“城里都在传,二先生昨晚一个人挡住了东门,救下了几千百姓,谢谢你们来。”
“额,应该的,应该的。”
西门烈挠挠头,他向来能言善辩,可惜前面装瀟洒过了,心中有些尷尬,此好像有些找不到话题。
坐了片刻,西门烈起身告辞。
“姑娘,我还有事,先走了,谢谢你的茶水。”
“嗯。”
女子笑了笑,给自己倒了一杯茶,慢慢品尝起来。
西门烈走出花园,脚步忽然停了一下。
回头看了一眼那个花园,看了一眼那个坐在花丛中的女子。
女子低著头,手里捧著茶杯,阳光洒在她身上,洒在那张布满紫色纹路的脸上,加上周围的花花草草衬托,形成一幅很诡异的画面。
就好像,整个花园都是一株花,周围那些花花草草是藤蔓和枝干,这女子像是中心的花蕊。
“这女子,好像一朵紫色的花啊。

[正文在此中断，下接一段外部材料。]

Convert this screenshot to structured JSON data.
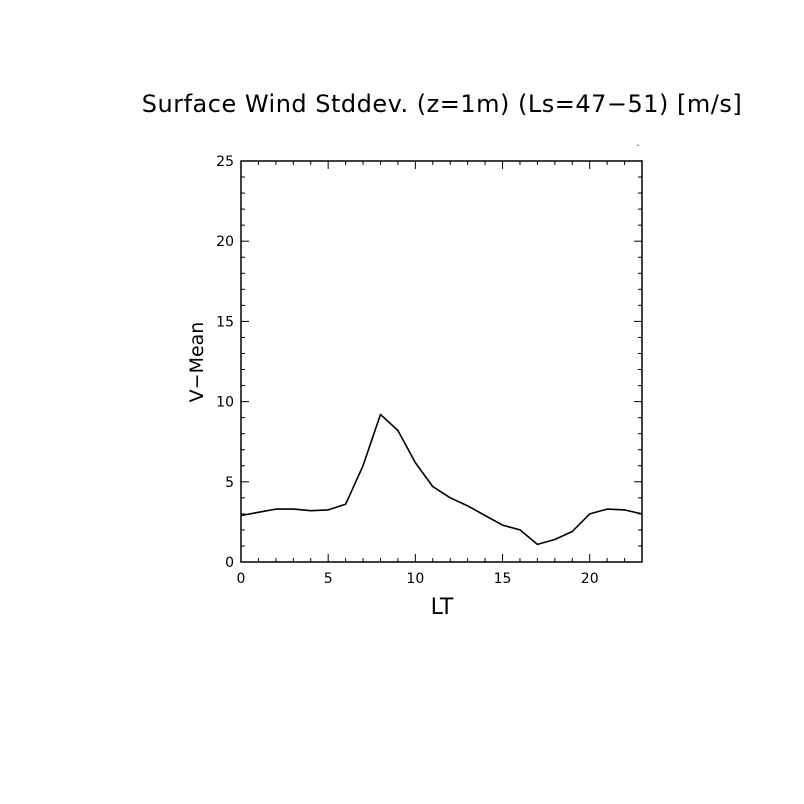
{
  "chart_data": {
    "type": "line",
    "title": "Surface Wind Stddev. (z=1m) (Ls=47−51) [m/s]",
    "xlabel": "LT",
    "ylabel": "V−Mean",
    "xlim": [
      0,
      23
    ],
    "ylim": [
      0,
      25
    ],
    "xticks": [
      0,
      5,
      10,
      15,
      20
    ],
    "yticks": [
      0,
      5,
      10,
      15,
      20,
      25
    ],
    "grid": false,
    "line_color": "#000000",
    "series": [
      {
        "x": [
          0,
          1,
          2,
          3,
          4,
          5,
          6,
          7,
          8,
          9,
          10,
          11,
          12,
          13,
          14,
          15,
          16,
          17,
          18,
          19,
          20,
          21,
          22,
          23
        ],
        "y": [
          2.9,
          3.1,
          3.3,
          3.3,
          3.2,
          3.25,
          3.6,
          6.0,
          9.2,
          8.2,
          6.2,
          4.7,
          4.0,
          3.5,
          2.9,
          2.3,
          2.0,
          1.1,
          1.4,
          1.9,
          3.0,
          3.3,
          3.25,
          3.0
        ]
      }
    ]
  }
}
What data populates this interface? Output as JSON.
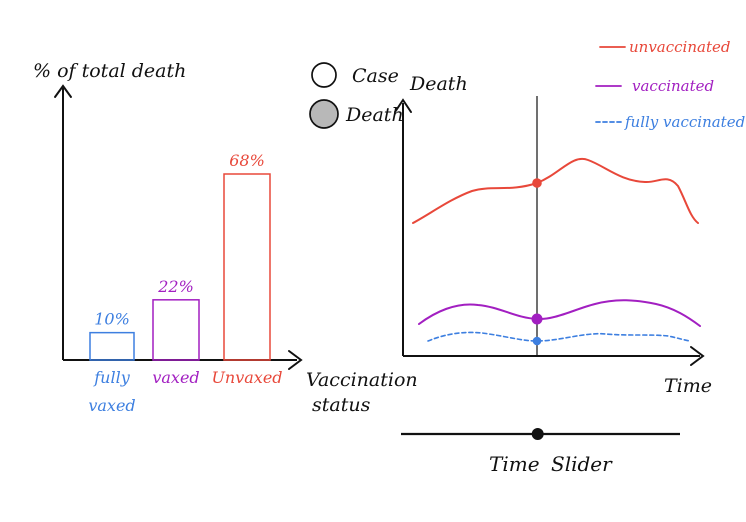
{
  "colors": {
    "ink": "#111111",
    "fully_vaxed": "#3d7fe0",
    "vaxed": "#a21fc1",
    "unvaxed": "#e8483a",
    "death_toggle_fill": "#b8b8b8"
  },
  "left_chart": {
    "ylabel": "% of total death",
    "xlabel_line1": "Vaccination",
    "xlabel_line2": "status",
    "bars": [
      {
        "label_line1": "fully",
        "label_line2": "vaxed",
        "value": 10,
        "value_label": "10%"
      },
      {
        "label_line1": "vaxed",
        "label_line2": "",
        "value": 22,
        "value_label": "22%"
      },
      {
        "label_line1": "Unvaxed",
        "label_line2": "",
        "value": 68,
        "value_label": "68%"
      }
    ]
  },
  "toggle": {
    "case_label": "Case",
    "death_label": "Death",
    "selected": "death"
  },
  "right_chart": {
    "ylabel": "Death",
    "xlabel": "Time",
    "legend": [
      {
        "name": "unvaccinated",
        "style": "solid",
        "color": "#e8483a"
      },
      {
        "name": "vaccinated",
        "style": "solid",
        "color": "#a21fc1"
      },
      {
        "name": "fully vaccinated",
        "style": "dashed",
        "color": "#3d7fe0"
      }
    ]
  },
  "slider": {
    "label_left": "Time",
    "label_right": "Slider",
    "position": 0.49
  },
  "chart_data": {
    "type": "bar",
    "categories": [
      "fully vaxed",
      "vaxed",
      "Unvaxed"
    ],
    "values": [
      10,
      22,
      68
    ],
    "xlabel": "Vaccination status",
    "ylabel": "% of total death"
  }
}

”
西门烈感嘆一句,离开了这边。
这女子,正是江仙。
死亡沙漠之中,江仙被江恆追杀,最后时刻,曼陀罗护主绽放,破碎虚空,带著江仙逃走了。
江仙伤得很重,经脉寸断,连命都差点丟了。
曼陀罗用最后的力量在江仙体內开了花,將她丟到了北荣道外面的深山,最后被城中猎户所救,带回了临安城。
那时候,江仙的心中只有愧疚和悔恨。
她恨自己,恨自己为什么不早点看清江恆的真面目,恨自己为什么会对爷爷出手,恨自己为什么会让小灵儿陷入危险。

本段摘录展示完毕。